BAYİM OLUR MUSUN? FUARI GÖZLEMLERİ




15-18Ekim Tarihleri arasında CNR’da düzenlenen Bayim Olur musun? Fuarını 17 Ekim Cumartesi günü dolaşma fırsatı buldum. İlk defa gezdiğim bu fuara ilişkin gözlemlerimi paylaşmak istedim.


 

Ülkemizde hemen hemen her sektörün organize olması süreci devam etmektedir. 30 yıl önce bakkalların yerini süpermarketlerin  alması ile başlayan organize perakendecilik sistemi hızla yayılıyor. Kent nüfusundaki hızlı artış, yaşam standartlarındaki yükseliş, tüketici beklentilerinin değişimi, modern işletmecilik tekniklerinin yayılması ve bu alanda ciddi bir birikimin oluşması, yüksek girişimcilik arzusu ve doğal olarak artan rekabetin,  organize sistemlerin her sektöre girmesine sebep olduğunu söyleyebiliriz.

Bayim Olur musun?
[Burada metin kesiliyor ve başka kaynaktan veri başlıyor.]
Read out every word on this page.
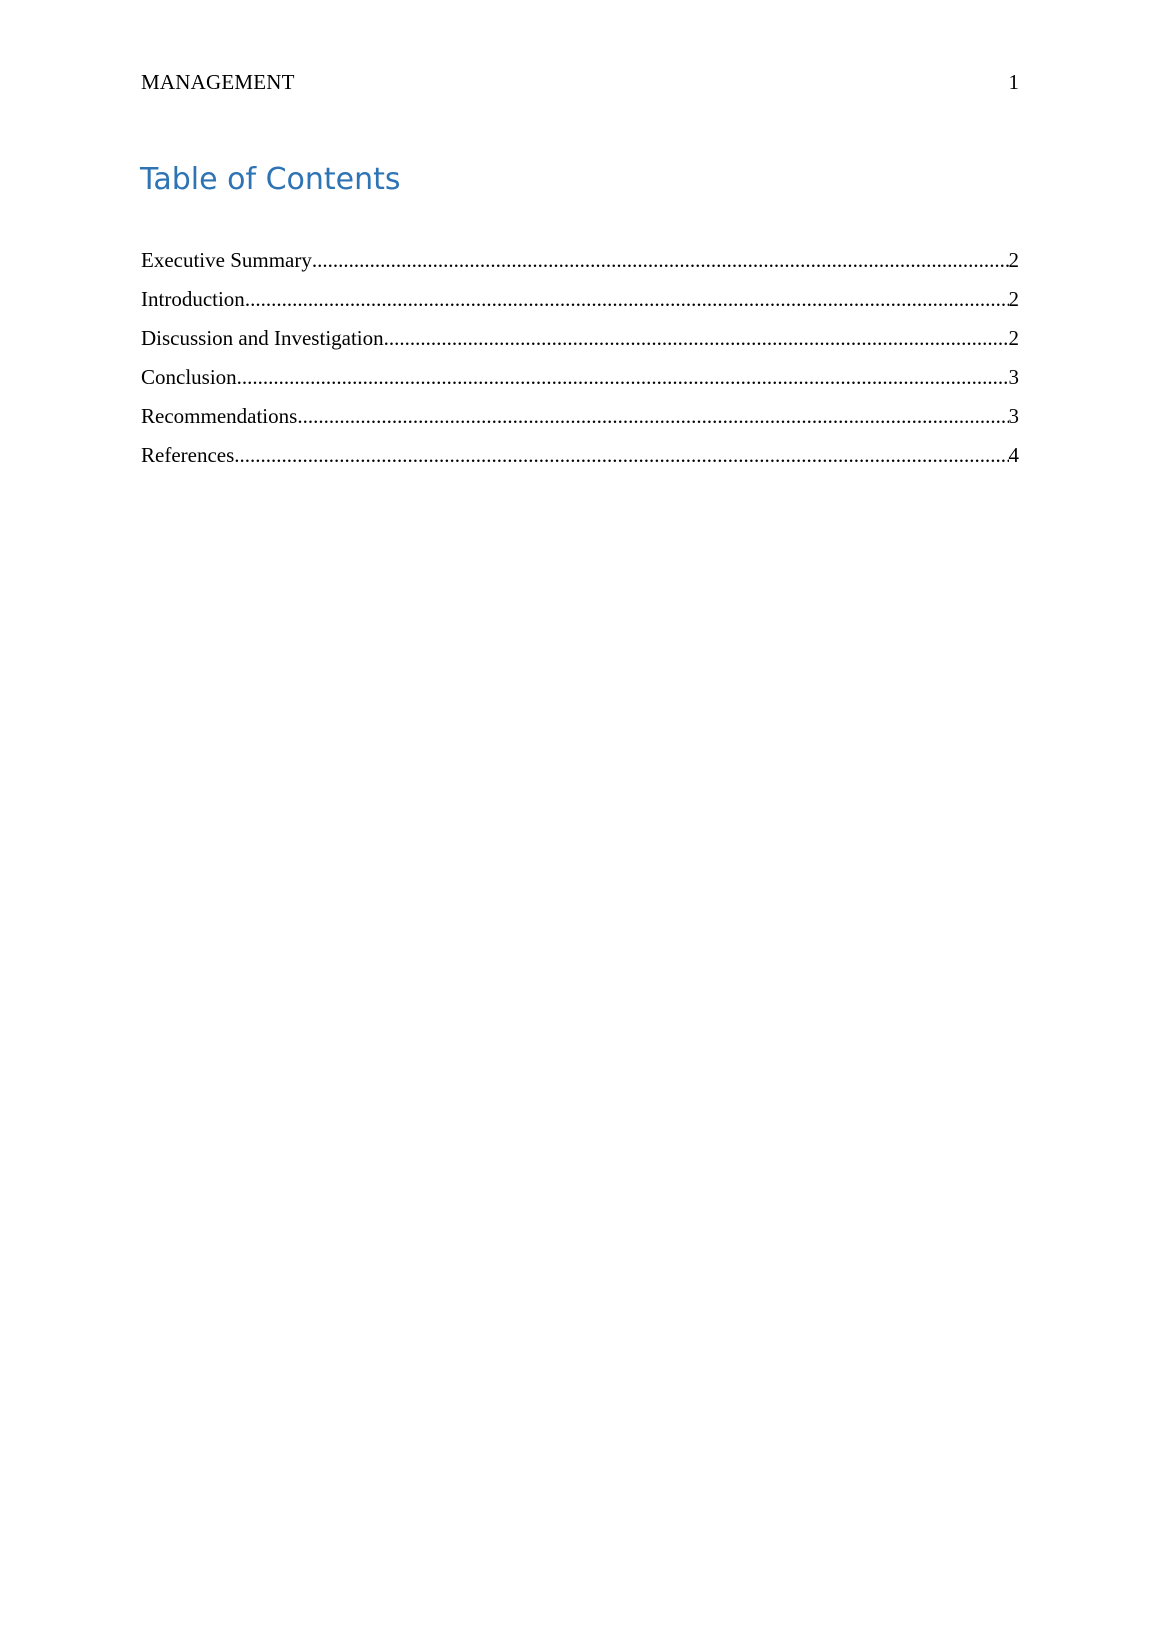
MANAGEMENT	1
Table of Contents
Executive Summary .....	2
Introduction .....	2
Discussion and Investigation .....	2
Conclusion .....	3
Recommendations .....	3
References .....	4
Fuarı işte tüm bu çabaların kendini gösterdiği bir fuar niteliğindedir. Organize girişimciler ile bireysel girişimcilerin bir araya geldiği ve yeni iş fırsatlarının araştırıldığı bu ortama ilgisiz kalınamazdı. Sonuçta birkaç saatimi fuar alanında geçirdim.

·        Öncelikle fuara gösterilen ilgi beklediğim düzeyin üstünde idi. Pazarlama danışmanı arkadaşım Murat Şaylan önceki yıllarda ilginin daha yüksek olduğunu belirtti. M.Şaylan’ın bu yıl biraz zayıf bulduğunu belirtmeliyim.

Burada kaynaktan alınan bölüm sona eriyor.